Waiting for deployment "cray-dns-unbound" rollout to finish: 1 old replicas are pending termination...
deployment "cray-dns-unbound" successfully rolled out
Run the add_pod_priority.sh
script to create and apply a pod priority class to services critical to CSM. This will give these services a higher priority than others to ensure they get scheduled by Kubernetes in the event that resources limited on smaller deployments.
ncn-m001:~ # /usr/share/doc/csm/upgrade/1.0.1/scripts/upgrade/add_pod_priority.sh
Creating csm-high-priority-service pod priority class
priorityclass.scheduling.k8s.io/csm-high-priority-service configured
Patching cray-postgres-operator deployment in services namespace
deployment.apps/cray-postgres-operator patched
Patching cray-postgres-operator-postgres-operator-ui deployment in services namespace
deployment.apps/cray-postgres-operator-postgres-operator-ui patched
Patching istio-operator deployment in istio-operator namespace
deployment.apps/istio-operator patched
Patching istio-ingressgateway deployment in istio-system namespace
deployment.apps/istio-ingressgateway patched
.
.
.
After running the add_pod_priority.sh
script, the affected pods will be restarted as the pod priority class is applied to them.
Verify that the following command includes the new CSM version:
ncn-m001# kubectl get cm cray-product-catalog -n services -o jsonpath='{.data.csm}' | yq r -j - | jq -r 'to_entries[] | .key' | sort -V
0.9.2
0.9.3
0.9.4
0.9.5
0.9.6
1.0.1
1.0.10
Confirm the import_date
reflects the timestamp of the upgrade:
ncn-m001# kubectl get cm cray-product-catalog -n services -o jsonpath='{.data.csm}' | yq r - '"1.0.10".configuration.import_date'
Run NCN Personalization to update the NCNs to the latest configruation. Complete the Run NCN Personalization procedure.
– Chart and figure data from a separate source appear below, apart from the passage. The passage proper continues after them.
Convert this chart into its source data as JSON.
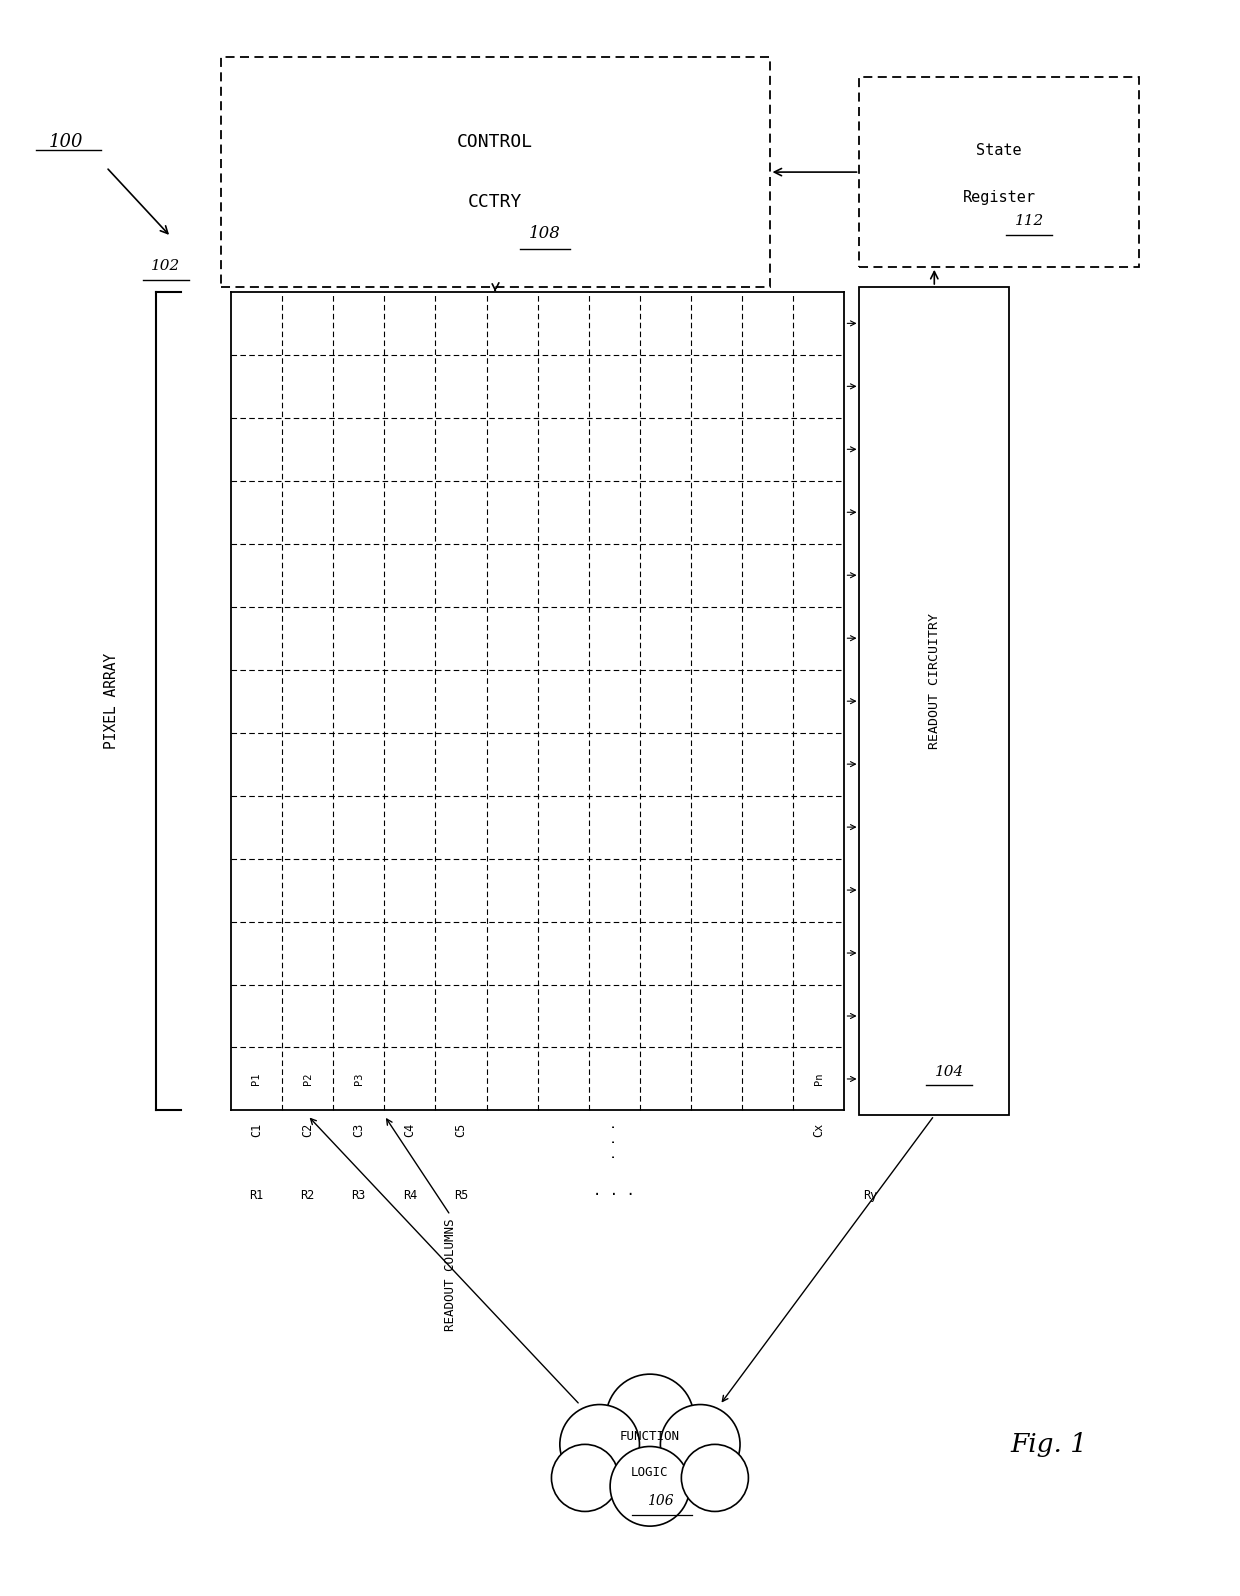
{
  "fig_width": 12.4,
  "fig_height": 15.96,
  "bg_color": "#ffffff",
  "label_100": "100",
  "label_control_1": "CONTROL",
  "label_control_2": "CCTRY",
  "label_108": "108",
  "label_state_1": "State",
  "label_state_2": "Register",
  "label_112": "112",
  "label_pixel_array": "PIXEL ARRAY",
  "label_102": "102",
  "label_readout_circ": "READOUT CIRCUITRY",
  "label_104": "104",
  "label_function_1": "FUNCTION",
  "label_function_2": "LOGIC",
  "label_106": "106",
  "label_readout_columns": "READOUT COLUMNS",
  "label_fig": "Fig. 1",
  "col_labels": [
    "C1",
    "C2",
    "C3",
    "C4",
    "C5",
    "Cx"
  ],
  "pixel_labels": [
    "P1",
    "P2",
    "P3",
    "Pn"
  ],
  "row_labels": [
    "R1",
    "R2",
    "R3",
    "R4",
    "R5",
    "Ry"
  ],
  "grid_rows": 13,
  "grid_cols": 12
}
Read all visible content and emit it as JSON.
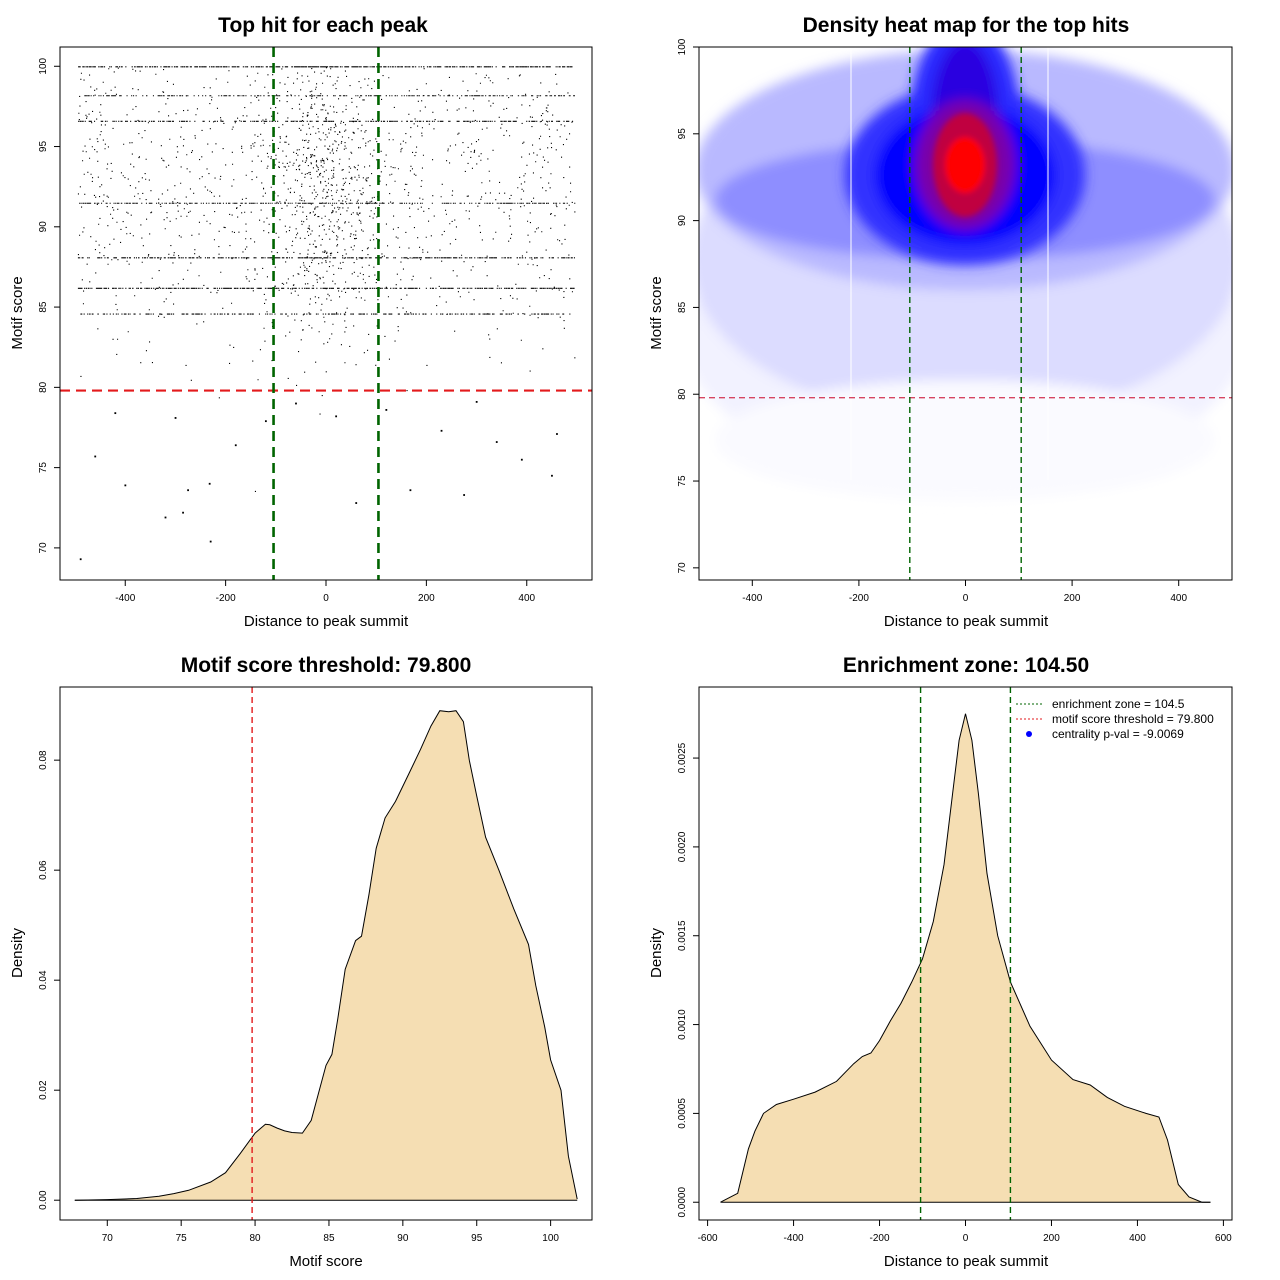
{
  "chart_data": [
    {
      "type": "scatter",
      "title": "Top hit for each peak",
      "xlabel": "Distance to peak summit",
      "ylabel": "Motif score",
      "xlim": [
        -530,
        530
      ],
      "ylim": [
        68,
        101.2
      ],
      "xticks": [
        -400,
        -200,
        0,
        200,
        400
      ],
      "yticks": [
        70,
        75,
        80,
        85,
        90,
        95,
        100
      ],
      "points": [
        {
          "x": -489,
          "y": 69.3
        },
        {
          "x": -230,
          "y": 70.4
        },
        {
          "x": -320,
          "y": 71.9
        },
        {
          "x": -285,
          "y": 72.2
        },
        {
          "x": -400,
          "y": 73.9
        },
        {
          "x": -275,
          "y": 73.6
        },
        {
          "x": -232,
          "y": 74.0
        },
        {
          "x": 168,
          "y": 73.6
        },
        {
          "x": 275,
          "y": 73.3
        },
        {
          "x": 60,
          "y": 72.8
        },
        {
          "x": -460,
          "y": 75.7
        },
        {
          "x": 390,
          "y": 75.5
        },
        {
          "x": 340,
          "y": 76.6
        },
        {
          "x": -180,
          "y": 76.4
        },
        {
          "x": 230,
          "y": 77.3
        },
        {
          "x": -300,
          "y": 78.1
        },
        {
          "x": 120,
          "y": 78.6
        },
        {
          "x": -60,
          "y": 79.0
        },
        {
          "x": 460,
          "y": 77.1
        },
        {
          "x": -420,
          "y": 78.4
        },
        {
          "x": 20,
          "y": 78.2
        },
        {
          "x": 300,
          "y": 79.1
        },
        {
          "x": -120,
          "y": 77.9
        },
        {
          "x": 450,
          "y": 74.5
        }
      ],
      "thresholds": {
        "y": 79.8,
        "x": [
          -104.5,
          104.5
        ]
      }
    },
    {
      "type": "heatmap",
      "title": "Density heat map for the top hits",
      "xlabel": "Distance to peak summit",
      "ylabel": "Motif score",
      "xlim": [
        -500,
        500
      ],
      "ylim": [
        69.3,
        100
      ],
      "xticks": [
        -400,
        -200,
        0,
        200,
        400
      ],
      "yticks": [
        70,
        75,
        80,
        85,
        90,
        95,
        100
      ],
      "thresholds": {
        "y": 79.8,
        "x": [
          -104.5,
          104.5
        ]
      }
    },
    {
      "type": "area",
      "title": "Motif score threshold: 79.800",
      "xlabel": "Motif score",
      "ylabel": "Density",
      "xlim": [
        66.8,
        102.8
      ],
      "ylim": [
        -0.0036,
        0.0933
      ],
      "xticks": [
        70,
        75,
        80,
        85,
        90,
        95,
        100
      ],
      "yticks": [
        0.0,
        0.02,
        0.04,
        0.06,
        0.08
      ],
      "ytick_labels": [
        "0.00",
        "0.02",
        "0.04",
        "0.06",
        "0.08"
      ],
      "x": [
        67.8,
        70,
        72,
        73.5,
        74.5,
        75.5,
        77,
        78,
        79,
        80,
        80.7,
        81,
        81.5,
        82,
        82.5,
        83.2,
        83.8,
        84.3,
        84.8,
        85.2,
        85.6,
        86.1,
        86.8,
        87.2,
        87.7,
        88.2,
        88.8,
        89.5,
        90.4,
        91.2,
        91.9,
        92.5,
        93.1,
        93.6,
        94.1,
        94.5,
        95,
        95.6,
        96.5,
        97.5,
        98.5,
        99,
        99.6,
        100,
        100.7,
        101.2,
        101.8
      ],
      "y": [
        0,
        0.0001,
        0.0003,
        0.0007,
        0.0012,
        0.0018,
        0.0033,
        0.005,
        0.0085,
        0.0122,
        0.0138,
        0.0137,
        0.0131,
        0.0126,
        0.0123,
        0.0122,
        0.0145,
        0.0195,
        0.0245,
        0.0265,
        0.033,
        0.042,
        0.0472,
        0.048,
        0.0555,
        0.064,
        0.0695,
        0.0725,
        0.0775,
        0.082,
        0.0862,
        0.089,
        0.0888,
        0.089,
        0.087,
        0.08,
        0.0735,
        0.066,
        0.06,
        0.053,
        0.0465,
        0.039,
        0.0315,
        0.0255,
        0.02,
        0.008,
        0.0002
      ],
      "threshold": 79.8
    },
    {
      "type": "area",
      "title": "Enrichment zone: 104.50",
      "xlabel": "Distance to peak summit",
      "ylabel": "Density",
      "xlim": [
        -620,
        620
      ],
      "ylim": [
        -0.0001,
        0.0029
      ],
      "xticks": [
        -600,
        -400,
        -200,
        0,
        200,
        400,
        600
      ],
      "yticks": [
        0.0,
        0.0005,
        0.001,
        0.0015,
        0.002,
        0.0025
      ],
      "ytick_labels": [
        "0.0000",
        "0.0005",
        "0.0010",
        "0.0015",
        "0.0020",
        "0.0025"
      ],
      "x": [
        -570,
        -530,
        -505,
        -490,
        -470,
        -440,
        -400,
        -350,
        -300,
        -260,
        -240,
        -220,
        -200,
        -175,
        -150,
        -125,
        -100,
        -75,
        -50,
        -30,
        -15,
        0,
        15,
        30,
        50,
        75,
        104.5,
        150,
        200,
        250,
        290,
        330,
        370,
        420,
        450,
        470,
        495,
        520,
        550,
        570
      ],
      "y": [
        0,
        5e-05,
        0.0003,
        0.0004,
        0.0005,
        0.00055,
        0.00058,
        0.00062,
        0.00068,
        0.00078,
        0.00082,
        0.00084,
        0.00091,
        0.00102,
        0.00112,
        0.00124,
        0.00137,
        0.00158,
        0.0019,
        0.0023,
        0.0026,
        0.00275,
        0.0026,
        0.0023,
        0.00185,
        0.0015,
        0.00124,
        0.00099,
        0.0008,
        0.00069,
        0.00066,
        0.00059,
        0.00054,
        0.0005,
        0.00048,
        0.00035,
        0.0001,
        3e-05,
        0,
        0
      ],
      "zone": 104.5,
      "legend": {
        "position": "top-right",
        "entries": [
          "enrichment zone = 104.5",
          "motif score threshold = 79.800",
          "centrality p-val = -9.0069"
        ]
      }
    }
  ],
  "colors": {
    "zone": "#006400",
    "threshold": "#e31a1c",
    "heat_threshold": "#d64561",
    "fill": "#f5deb3",
    "point": "#000000",
    "pval_marker": "#0000ff"
  }
}
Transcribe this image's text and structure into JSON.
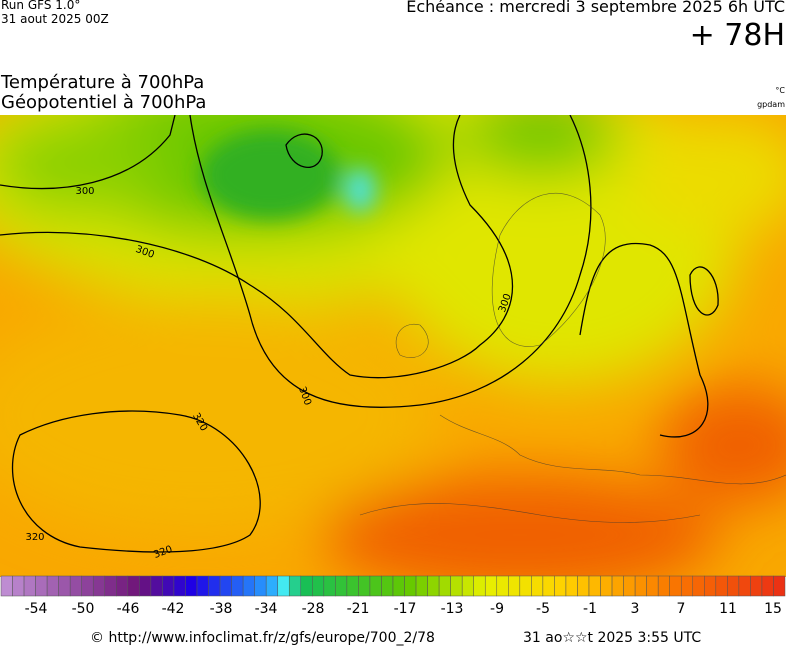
{
  "header": {
    "run": "Run GFS 1.0°",
    "run_date": "31 aout 2025 00Z",
    "forecast": "Echéance : mercredi 3 septembre 2025 6h UTC",
    "lead": "+ 78H",
    "title_1": "Température à 700hPa",
    "title_2": "Géopotentiel à 700hPa",
    "unit_1": "°C",
    "unit_2": "gpdam"
  },
  "map": {
    "contour_labels": [
      300,
      300,
      300,
      300,
      320,
      320,
      320
    ]
  },
  "legend": {
    "ticks": [
      -54,
      -50,
      -46,
      -42,
      -38,
      -34,
      -28,
      -21,
      -17,
      -13,
      -9,
      -5,
      -1,
      3,
      7,
      11,
      15
    ]
  },
  "footer": {
    "source": "© http://www.infoclimat.fr/z/gfs/europe/700_2/78",
    "generated": "31 ao☆☆t 2025  3:55 UTC"
  }
}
Confirm the version of the Loftsman RPM installed on each NCN. Output below will vary based on the number of NCNs in the system.
ncn-m001# for xname in $(cray hsm state components list --role Management --format json | jq -r .Components[].ID);
do
out=$(ssh -oStrictHostKeyChecking=no -q $xname "rpm -qa | grep loftsman")
echo $xname $out
done
x3000c0s11b0n0 loftsman-1.2.0-1.x86_64
x3000c0s13b0n0 loftsman-1.2.0-1.x86_64
x3000c0s15b0n0 loftsman-1.2.0-1.x86_64
x3000c0s17b0n0 loftsman-1.2.0-1.x86_64
x3000c0s1b0n0 loftsman-1.2.0-1.x86_64
x3000c0s36b0n0 loftsman-1.2.0-1.x86_64
x3000c0s38b0n0 loftsman-1.2.0-1.x86_64
x3000c0s3b0n0 loftsman-1.2.0-1.x86_64
x3000c0s5b0n0 loftsman-1.2.0-1.x86_64
x3000c0s7b0n0 loftsman-1.2.0-1.x86_64
x3000c0s9b0n0 loftsman-1.2.0-1.x86_64
If the version of the Loftsman RPM does not match the output above, review the Ansible play output in the CFS session logs created during NCN Personalization for any errors.
Remember to exit your typescript.
ncn-m001# exit
It is recommended to save the typescript file for later reference.